NASHVILLE -- Relatives of the slain Marine buried in Bedford County welcomed their son's comrades home from Iraq on Saturday when they lit candles and others shot fireworks.

"This is what we came for," Henry Golczynski of Murfreesboro said as 68 Marines were welcomed as heroes after serving with his son, Staff Sgt. Marc Golczynski, 30, who was buried in Wheel Cemetery on April 4.

"We saw them off and we saw them come home safe," said Golczynski, owner of Franklin's Printworks, the business he's developed in Murfreesboro after raising two boys in Lewisburg.

Tears welled up in Pam Hawley of Henderson County while waiting for her 22-year-old son, Doug, when told one of his best friends volunteered for a second tour in Iraq to keep young Marines safe.

"He thought the world of Sgt. Ski," Hawley said, and her son confirmed it about an hour later, substantiating the Golczynski family's explanation on why their Marine returned to Iraq.

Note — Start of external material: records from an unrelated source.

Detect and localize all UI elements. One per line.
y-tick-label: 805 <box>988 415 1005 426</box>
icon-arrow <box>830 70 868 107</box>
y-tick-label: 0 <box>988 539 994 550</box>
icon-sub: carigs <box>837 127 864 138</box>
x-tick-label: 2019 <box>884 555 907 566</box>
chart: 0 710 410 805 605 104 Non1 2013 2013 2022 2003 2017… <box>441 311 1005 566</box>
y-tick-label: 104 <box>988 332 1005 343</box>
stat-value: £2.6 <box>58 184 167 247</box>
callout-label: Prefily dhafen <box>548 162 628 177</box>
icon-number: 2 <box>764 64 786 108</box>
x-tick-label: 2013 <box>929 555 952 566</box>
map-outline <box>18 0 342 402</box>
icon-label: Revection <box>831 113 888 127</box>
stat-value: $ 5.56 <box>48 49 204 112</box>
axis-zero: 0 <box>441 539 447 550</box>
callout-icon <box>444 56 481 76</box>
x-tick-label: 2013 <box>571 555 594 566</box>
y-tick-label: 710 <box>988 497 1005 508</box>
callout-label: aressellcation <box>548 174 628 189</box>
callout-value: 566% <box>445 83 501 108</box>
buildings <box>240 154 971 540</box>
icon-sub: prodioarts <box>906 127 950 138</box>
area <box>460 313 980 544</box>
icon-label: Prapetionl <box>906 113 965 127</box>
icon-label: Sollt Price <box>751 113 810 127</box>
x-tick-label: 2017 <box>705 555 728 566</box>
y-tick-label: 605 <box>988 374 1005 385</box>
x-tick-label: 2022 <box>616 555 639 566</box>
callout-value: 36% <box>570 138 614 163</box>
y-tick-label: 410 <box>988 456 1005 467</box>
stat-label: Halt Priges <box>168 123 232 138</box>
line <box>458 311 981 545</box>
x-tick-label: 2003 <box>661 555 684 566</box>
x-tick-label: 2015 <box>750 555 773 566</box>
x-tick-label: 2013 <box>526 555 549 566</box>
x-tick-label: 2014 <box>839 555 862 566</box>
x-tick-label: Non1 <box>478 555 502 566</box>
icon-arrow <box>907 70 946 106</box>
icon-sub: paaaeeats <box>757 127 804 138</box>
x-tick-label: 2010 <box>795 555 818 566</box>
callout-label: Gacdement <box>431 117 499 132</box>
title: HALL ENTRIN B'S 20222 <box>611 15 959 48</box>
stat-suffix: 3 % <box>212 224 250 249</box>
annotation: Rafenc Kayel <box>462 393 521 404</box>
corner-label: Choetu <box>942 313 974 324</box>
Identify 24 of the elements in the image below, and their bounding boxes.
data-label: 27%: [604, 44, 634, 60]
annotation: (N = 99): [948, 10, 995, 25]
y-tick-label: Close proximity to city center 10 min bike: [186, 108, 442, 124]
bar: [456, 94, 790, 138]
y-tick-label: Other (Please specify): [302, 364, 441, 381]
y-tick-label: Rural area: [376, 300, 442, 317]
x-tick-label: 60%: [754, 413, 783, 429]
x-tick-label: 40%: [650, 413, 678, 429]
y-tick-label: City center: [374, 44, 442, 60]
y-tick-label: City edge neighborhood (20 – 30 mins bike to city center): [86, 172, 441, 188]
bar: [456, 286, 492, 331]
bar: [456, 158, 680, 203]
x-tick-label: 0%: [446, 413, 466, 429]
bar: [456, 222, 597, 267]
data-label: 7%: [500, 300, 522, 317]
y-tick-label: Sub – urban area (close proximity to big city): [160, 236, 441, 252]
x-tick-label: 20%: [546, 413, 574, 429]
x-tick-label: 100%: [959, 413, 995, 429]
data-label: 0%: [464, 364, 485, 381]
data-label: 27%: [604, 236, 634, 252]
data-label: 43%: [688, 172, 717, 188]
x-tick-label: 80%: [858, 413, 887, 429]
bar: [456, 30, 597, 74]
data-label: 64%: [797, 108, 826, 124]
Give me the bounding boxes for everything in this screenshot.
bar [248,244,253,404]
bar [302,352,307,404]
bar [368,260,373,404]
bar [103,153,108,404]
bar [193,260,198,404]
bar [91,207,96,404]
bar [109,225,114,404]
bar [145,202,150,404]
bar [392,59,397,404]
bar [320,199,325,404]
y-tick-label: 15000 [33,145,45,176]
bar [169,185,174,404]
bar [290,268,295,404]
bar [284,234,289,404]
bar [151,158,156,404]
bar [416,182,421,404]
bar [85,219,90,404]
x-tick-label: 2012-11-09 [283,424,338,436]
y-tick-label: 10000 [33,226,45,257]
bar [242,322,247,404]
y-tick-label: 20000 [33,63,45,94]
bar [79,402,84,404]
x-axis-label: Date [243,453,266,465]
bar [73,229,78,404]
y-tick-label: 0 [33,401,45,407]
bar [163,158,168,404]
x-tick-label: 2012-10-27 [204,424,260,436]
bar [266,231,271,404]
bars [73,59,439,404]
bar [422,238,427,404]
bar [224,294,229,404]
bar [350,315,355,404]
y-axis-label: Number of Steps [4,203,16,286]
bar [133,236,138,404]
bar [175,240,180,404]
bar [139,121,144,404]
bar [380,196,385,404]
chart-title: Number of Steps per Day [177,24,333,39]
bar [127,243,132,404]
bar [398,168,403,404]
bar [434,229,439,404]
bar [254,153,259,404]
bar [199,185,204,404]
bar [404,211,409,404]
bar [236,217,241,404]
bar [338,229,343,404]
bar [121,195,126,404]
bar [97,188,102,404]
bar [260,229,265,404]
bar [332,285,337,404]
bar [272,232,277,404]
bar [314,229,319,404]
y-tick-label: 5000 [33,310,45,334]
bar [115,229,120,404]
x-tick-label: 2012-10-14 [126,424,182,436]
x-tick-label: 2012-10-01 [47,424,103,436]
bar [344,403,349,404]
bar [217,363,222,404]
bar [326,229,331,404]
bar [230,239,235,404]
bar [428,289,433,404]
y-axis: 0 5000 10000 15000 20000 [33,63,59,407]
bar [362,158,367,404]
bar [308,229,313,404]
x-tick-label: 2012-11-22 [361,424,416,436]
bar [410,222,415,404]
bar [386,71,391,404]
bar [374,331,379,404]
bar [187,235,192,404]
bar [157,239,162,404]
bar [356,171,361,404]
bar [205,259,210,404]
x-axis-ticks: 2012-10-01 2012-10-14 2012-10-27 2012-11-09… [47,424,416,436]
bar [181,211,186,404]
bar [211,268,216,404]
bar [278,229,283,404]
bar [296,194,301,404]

"That's exactly what he did," Lance Cpl. Doug Hawley said of his lost comrade. "I will definitely go back. Ski was a mentor to me. If there's one thing I can do to honor him, it's to go back and keep Marines safe."

The staff sergeant's mother, Elaine Huffines, teaches science at Forrest High School in Chapel Hill.

"Marc was transferred to another platoon ... so he didn't serve right with these guys," Huffines said as Staff Sgt. Matt Doak of Shelbyville brought remembrance bracelets to the Golczynski and Huffines families.

Among the 68 who returned to Nashville on Saturday was Sgt. Robert Schultz. On the day Golczynski died, Schultz had taken Iraqis on patrol while his friend was setting up a road block to provide security for Iraqi police, Schultz said.

Lance Cpl. Brandon Elkins, 23, of Cheatham County said he believed Golczynski's efforts to monitor the security of Marines like himself cost Golczynski his life.

"I don't think there was anybody who didn't like him," Elkins said of Golczynski.

The homecoming for the 68 Marines was "bittersweet," said Heather Golczynski, mother of Marc Golczynski's son, Christian, 8. A scholarship fund is being established for the boy.

Golczynski quoted his son as saying, "'Dad, this is what we do.' If he could do it again, I'd support him."